Back down on Rarangi after eating our picnic lunch of corned beef sandwiches in honor of St. Patrick.  Here, you can see the black sand and smooth stones that stretch for miles. I have a collection of tumbled shells from the beach for Kayla and Jake to play with next time we see them. 

My wine has run out, Neil Dimond is singing some oldies on the sound system, and Bill is watching basketball at home.  All is right with the world down here until the next great hike.    

Another Hike

This is Rarangi Beach on the Pacific located south of us toward Blenheim.  We found it because Wither Hills Winery has a block of vines in this area from which their premium sauvignon blanc is made, and I saw the road sign on the highway.  We went exploring one afternoon and found this black sand beach on Cloudy Bay and the adjacent tiny Monkey Bay, for those of you who drink the wine of this name.  So, because of two different wines, we found a great hiking track and an amazing deserted beach strewn with little dried sponges, well-worn shells, and round tumbled stones. 
Cloudy Bay is huge, stretching from east of Port Underwood to the chalk cliffs of the Wither Hills which you can see in the distance.  The Marlborough wine district is primarily in the valley below these hills and runs west through the Wairau Valley and south to the Awatere Valley.  As mentioned before, there are 140 wineries in this district. Only about 40 of them have a cellar door where wine may be tasted and purchased.  About 15 have cafes or restaurants.  But, I digress. 
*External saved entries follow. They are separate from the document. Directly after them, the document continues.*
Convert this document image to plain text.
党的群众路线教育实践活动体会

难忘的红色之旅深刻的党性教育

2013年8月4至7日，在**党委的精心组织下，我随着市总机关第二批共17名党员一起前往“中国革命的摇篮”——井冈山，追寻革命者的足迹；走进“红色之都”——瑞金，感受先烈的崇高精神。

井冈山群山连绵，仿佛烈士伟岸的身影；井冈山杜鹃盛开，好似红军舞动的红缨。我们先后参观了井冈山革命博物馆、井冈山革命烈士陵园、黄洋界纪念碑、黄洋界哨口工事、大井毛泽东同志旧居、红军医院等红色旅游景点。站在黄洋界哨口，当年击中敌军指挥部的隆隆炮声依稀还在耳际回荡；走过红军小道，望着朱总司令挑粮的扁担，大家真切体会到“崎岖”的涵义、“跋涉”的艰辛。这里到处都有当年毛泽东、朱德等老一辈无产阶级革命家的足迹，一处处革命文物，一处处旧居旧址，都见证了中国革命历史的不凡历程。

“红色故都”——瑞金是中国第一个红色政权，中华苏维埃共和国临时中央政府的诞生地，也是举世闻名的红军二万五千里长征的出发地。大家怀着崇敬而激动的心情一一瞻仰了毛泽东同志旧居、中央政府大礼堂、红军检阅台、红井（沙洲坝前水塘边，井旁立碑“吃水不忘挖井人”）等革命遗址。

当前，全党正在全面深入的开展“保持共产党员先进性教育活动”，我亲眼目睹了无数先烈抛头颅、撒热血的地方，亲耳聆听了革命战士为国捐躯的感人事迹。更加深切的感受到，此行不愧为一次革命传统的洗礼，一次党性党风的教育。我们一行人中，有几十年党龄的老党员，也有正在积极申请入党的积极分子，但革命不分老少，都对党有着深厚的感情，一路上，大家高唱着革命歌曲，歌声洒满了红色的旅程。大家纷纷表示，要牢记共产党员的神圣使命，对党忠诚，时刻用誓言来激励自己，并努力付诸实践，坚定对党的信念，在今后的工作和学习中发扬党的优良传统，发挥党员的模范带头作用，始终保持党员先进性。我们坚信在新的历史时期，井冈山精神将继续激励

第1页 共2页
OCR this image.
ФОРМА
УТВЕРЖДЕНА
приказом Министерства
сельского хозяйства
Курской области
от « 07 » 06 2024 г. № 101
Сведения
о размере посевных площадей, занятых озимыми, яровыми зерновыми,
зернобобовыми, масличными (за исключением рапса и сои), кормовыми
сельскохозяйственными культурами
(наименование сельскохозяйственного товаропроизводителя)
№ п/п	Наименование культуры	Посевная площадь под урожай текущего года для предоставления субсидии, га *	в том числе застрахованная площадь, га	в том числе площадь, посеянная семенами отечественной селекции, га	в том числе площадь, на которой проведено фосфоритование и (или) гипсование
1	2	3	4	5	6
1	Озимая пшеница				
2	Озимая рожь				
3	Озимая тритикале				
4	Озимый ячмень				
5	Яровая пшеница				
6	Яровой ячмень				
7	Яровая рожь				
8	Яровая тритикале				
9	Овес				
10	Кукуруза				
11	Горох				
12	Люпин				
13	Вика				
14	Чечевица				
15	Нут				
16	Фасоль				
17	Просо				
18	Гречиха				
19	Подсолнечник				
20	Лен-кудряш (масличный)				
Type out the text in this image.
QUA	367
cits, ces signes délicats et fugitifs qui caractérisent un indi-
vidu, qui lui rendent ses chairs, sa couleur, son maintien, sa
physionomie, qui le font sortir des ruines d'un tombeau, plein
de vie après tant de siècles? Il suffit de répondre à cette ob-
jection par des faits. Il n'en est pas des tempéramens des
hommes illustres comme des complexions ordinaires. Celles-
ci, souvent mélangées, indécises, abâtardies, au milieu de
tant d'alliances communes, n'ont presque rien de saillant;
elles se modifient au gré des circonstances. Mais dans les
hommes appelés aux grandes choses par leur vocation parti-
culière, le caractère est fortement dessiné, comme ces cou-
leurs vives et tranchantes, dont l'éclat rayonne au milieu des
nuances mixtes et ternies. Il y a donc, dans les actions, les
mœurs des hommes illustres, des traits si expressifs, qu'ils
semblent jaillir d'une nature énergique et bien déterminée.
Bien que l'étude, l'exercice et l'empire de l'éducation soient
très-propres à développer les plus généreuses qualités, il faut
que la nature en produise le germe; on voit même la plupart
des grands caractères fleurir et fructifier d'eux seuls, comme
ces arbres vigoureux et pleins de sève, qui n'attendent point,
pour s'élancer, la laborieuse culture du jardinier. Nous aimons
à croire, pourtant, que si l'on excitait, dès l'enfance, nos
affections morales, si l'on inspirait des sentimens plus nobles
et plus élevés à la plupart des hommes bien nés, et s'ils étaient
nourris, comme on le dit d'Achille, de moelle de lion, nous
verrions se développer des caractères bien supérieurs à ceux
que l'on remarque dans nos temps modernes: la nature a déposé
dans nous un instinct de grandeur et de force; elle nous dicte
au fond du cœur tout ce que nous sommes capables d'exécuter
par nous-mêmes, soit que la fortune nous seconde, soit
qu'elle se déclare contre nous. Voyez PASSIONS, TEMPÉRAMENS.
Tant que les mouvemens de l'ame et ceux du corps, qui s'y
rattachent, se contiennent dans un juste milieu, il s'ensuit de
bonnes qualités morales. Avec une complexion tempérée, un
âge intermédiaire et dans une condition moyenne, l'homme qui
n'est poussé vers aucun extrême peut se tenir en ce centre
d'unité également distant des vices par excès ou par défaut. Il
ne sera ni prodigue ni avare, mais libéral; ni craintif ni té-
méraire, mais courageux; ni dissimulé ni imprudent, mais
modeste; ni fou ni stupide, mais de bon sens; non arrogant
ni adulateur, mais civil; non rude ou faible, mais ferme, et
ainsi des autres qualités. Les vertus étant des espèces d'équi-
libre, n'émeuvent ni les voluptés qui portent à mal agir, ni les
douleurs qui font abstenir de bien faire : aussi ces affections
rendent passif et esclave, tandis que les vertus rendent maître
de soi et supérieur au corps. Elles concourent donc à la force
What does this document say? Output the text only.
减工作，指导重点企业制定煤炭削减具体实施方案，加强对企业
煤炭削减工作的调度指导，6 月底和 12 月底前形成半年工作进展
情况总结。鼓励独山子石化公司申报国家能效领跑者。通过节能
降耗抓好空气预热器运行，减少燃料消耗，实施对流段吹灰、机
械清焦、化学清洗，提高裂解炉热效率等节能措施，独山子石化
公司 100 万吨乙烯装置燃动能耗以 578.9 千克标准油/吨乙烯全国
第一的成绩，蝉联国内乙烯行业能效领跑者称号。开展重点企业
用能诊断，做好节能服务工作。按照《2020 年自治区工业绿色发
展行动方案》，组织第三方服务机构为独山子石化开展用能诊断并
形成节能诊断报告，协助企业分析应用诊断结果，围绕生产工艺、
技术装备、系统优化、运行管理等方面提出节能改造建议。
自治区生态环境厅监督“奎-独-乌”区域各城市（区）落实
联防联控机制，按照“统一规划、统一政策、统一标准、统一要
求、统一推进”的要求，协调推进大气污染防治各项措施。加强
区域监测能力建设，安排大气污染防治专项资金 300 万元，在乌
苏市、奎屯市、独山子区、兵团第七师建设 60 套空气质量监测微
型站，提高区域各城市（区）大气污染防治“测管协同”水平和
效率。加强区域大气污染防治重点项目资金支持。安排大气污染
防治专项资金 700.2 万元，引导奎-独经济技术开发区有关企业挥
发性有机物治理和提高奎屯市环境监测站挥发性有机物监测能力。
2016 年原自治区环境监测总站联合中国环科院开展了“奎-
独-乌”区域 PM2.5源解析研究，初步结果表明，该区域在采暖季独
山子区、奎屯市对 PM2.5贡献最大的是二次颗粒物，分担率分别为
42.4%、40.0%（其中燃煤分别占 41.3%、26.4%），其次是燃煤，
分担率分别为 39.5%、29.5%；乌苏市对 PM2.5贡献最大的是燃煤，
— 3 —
The hiking trail we took Saturday goes up over the "mountain" at the end of the bay and down the other side to White Bay named for Black Jack White, a slave who jumped ship in Port Underwood and made his way to the adjacent bay which bears his name.  He lived the remainder of his life with the local Mauri natives.  It was a steep climb out of both bays with about a 700 foot elevation change on both sides.  White Bay is surrounded by an old pine forest which is beautiful and different from any of the other hiking trails weve used. 

Friday, March 16, 2012

West Coast

We didn't get to see near enough of the West Coast country.  It rained and was misty the first day we drove into Westport and did our walk around Cape Foul Wind (don't you love the name?).  The next morning was still overcast, but we drove down, about thirty miles (which takes about 45 minutes, like driving in our mountains) to Pancake Rocks on the coast.  It's a magnificent coastline with lots of cliffs, forests, and beautiful beaches.  Next trip, it's Nelson down to Haast and across the pass to Lake Wanaka  and Queenstown.  That route takes you through the glacier region where Lord of the Rings was filmed.  The West Coast is wild and isolated - not many tourists, or residents either. 

On the left is Lake Rotoiti on the way over to Murchison.  It is about half-way across the south island to the west coast.  We walked about a mile and back around the lake on an excellent track with native beech trees and lots of bell birds singing.  It was a beautiful day and a beautiful walk.  I think the lake is about the size of Lake Glenville. 


"Japanese" room at Maruia Springs Thermal "Resort"     Cape Foul Wind on the coast south of Westport

Here is he seal colony on the walk at the Cape.  If you zoom in you may be able to see the baby seals.  There is one draped over a rock.  There were a dozen or so little ones playing and tumblng off the rocks and swimming in the water. 

This is the longest swing bridge in New Zealand.  It crosses the Buller River, which the road follows half-way across the south island.  This gorge was the site of a 7.8 earthquake in 1929 which created the cliffs along the river.  The river is deep here, and one can take jet boat rides or ride a zip line across the gorge.  We thought the swing bridge was scary enough.  The drive across the south island takes about 4 1/2 hours from coast to coast - Westport to Blenheim.

Happy St. Patricks Day everyone.  Tomorrow is the Graperide, a bicycle race with 2500 riders entereed.  The route starts in Blenheim, then up to Picton, along the Queen Charlotte Drive (challenging in a car) to Havelock, and back to Blenheim.  I think that's about 100 k.  There are bicyclists arriving on the ferry this afternoon.  Put it on your list, Neil.